Боже, что сейчас будет! Мне захотелось вознестись на некоторое время в небеса и вернуться, когда она успокоится.
— Помолчим… — предложил я. — Давай не будем ссориться.
Я попытался дотронуться до нее.
— Не смей прикасаться ко мне! — прогудела кошка — тигр — орган — русская женщина. И ударила меня по руке локтем. Больно.
— Я хотел тебя обнять, дуру…
— Свою Елену иди обнимай!
— При чем здесь Елена? Какая, на хуй, Елена… Сколько можно поминать Елену! Я живу с тобой, ебаное чучело, а не с Еленой. Уже второй год живу с тобой!

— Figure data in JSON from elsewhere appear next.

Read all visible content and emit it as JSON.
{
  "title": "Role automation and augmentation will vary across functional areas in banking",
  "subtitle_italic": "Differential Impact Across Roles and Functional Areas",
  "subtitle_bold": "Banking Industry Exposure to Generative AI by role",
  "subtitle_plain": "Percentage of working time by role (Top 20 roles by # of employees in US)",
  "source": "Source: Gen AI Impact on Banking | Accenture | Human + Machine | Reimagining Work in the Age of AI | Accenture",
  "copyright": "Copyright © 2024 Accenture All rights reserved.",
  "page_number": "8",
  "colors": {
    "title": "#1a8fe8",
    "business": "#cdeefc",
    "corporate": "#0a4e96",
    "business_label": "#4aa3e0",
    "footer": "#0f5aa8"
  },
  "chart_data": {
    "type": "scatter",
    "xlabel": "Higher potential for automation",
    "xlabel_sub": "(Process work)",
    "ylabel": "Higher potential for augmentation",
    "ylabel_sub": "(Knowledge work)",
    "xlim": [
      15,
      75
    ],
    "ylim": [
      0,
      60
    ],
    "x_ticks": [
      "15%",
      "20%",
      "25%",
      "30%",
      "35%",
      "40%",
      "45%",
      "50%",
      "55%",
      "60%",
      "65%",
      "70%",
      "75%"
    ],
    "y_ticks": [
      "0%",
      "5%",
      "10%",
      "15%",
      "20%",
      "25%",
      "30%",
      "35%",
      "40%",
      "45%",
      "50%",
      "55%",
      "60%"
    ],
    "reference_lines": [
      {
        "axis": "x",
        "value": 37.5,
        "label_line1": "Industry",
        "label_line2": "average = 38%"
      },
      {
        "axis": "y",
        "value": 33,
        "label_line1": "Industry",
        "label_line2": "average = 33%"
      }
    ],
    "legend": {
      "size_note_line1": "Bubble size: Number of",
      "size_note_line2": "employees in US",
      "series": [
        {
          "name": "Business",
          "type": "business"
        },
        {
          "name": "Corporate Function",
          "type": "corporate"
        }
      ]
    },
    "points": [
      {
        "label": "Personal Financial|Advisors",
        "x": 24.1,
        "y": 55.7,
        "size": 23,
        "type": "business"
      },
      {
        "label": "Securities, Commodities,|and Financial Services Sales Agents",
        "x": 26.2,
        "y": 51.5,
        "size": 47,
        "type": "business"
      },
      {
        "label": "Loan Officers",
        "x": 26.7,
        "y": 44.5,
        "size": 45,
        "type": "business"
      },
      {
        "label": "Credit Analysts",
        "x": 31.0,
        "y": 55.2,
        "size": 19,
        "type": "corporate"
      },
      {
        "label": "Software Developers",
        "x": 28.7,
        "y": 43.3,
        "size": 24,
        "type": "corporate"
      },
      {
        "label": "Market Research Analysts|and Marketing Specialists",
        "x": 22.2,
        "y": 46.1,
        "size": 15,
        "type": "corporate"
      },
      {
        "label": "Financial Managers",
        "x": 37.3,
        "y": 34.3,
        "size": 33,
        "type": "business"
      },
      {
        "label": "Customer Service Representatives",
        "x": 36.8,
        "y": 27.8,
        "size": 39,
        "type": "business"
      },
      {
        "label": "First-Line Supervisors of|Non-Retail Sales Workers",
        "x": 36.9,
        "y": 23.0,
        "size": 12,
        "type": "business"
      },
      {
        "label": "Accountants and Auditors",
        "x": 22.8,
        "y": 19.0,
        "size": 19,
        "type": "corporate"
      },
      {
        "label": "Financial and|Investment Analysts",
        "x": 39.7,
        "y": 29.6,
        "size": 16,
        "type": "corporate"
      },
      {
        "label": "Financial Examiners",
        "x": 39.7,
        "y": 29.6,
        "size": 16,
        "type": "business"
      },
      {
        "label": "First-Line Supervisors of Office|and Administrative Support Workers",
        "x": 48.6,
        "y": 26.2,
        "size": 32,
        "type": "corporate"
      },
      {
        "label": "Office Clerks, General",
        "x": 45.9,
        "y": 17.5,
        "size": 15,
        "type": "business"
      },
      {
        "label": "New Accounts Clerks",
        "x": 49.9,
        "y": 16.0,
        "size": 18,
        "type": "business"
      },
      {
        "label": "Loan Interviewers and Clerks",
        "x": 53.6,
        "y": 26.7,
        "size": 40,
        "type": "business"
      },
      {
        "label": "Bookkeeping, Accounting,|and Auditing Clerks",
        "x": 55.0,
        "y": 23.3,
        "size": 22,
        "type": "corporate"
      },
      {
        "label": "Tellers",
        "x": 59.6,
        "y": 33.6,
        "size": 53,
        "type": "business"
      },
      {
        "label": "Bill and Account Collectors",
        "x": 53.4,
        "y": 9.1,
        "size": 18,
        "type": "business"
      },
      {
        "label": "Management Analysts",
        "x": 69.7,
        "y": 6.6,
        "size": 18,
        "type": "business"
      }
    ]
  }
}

Очевидно, до нее все-таки дошло, что я второй год живу с ней. Она замолкла. Пользуясь затишьем, я все-таки дотронулся очень осторожно до ее плеч и, слегка погладив их, привлек ее к себе. Она фыркнула и дернула плечами, пытаясь сбросить мои руки. Если мне удастся уложить ее в постель и выебать, она успокоится. Но укладывать в постель живой генератор, сгусток энергии, молнию следует очень осторожно. Одно неловкое замечание, одно неточное движение — и джинн опять окажется на свободе. Хитрый Лимонов в процессе усаживания джинна в бутылку… Мои руки осторожно блуждали по телу джинна. Забрались под черную тишот с многочисленными «факами» на ней («фак ю», «фак ми», «фак офф», «фак Иран», «фак противозачаточные таблетки» и т. д.) и обласкали крупные груди джинна, молнии, женщины, органа, расположившиеся на худой грудной клетке русской девушки. Наташка тихо шипела, как остывающий утюг, и, слыша эти обнадеживающие знаки, воодушевленный, я стащил с нее куртку и тишот. Уже по пояс голая дикарка, со спутавшимися, только что окрашенными в цвет советского знамени волосами, вдруг дернулась и, обернувшись ко мне презрительным лицом, заявила:
— Сейчас ты будешь меня ебать, да? Все вы, мужики, одинаковы… Никакой фантазии, или ебать, или не ебать… Посередине у вас ничего нет.
Заявление меня обидело.
— Что значит все вы? Я не считаю себя обычным мужчиной, Наталья.
Официальное «Наталья» означало большую степень обиды.
— Все другие тоже не считали… — Она нагло улыбнулась и, вывернувшись из моих рук, возвратилась в боевую кошачью позу. Глаза ее потемнели от ненависти и презрения ко мне и ко «всем другим».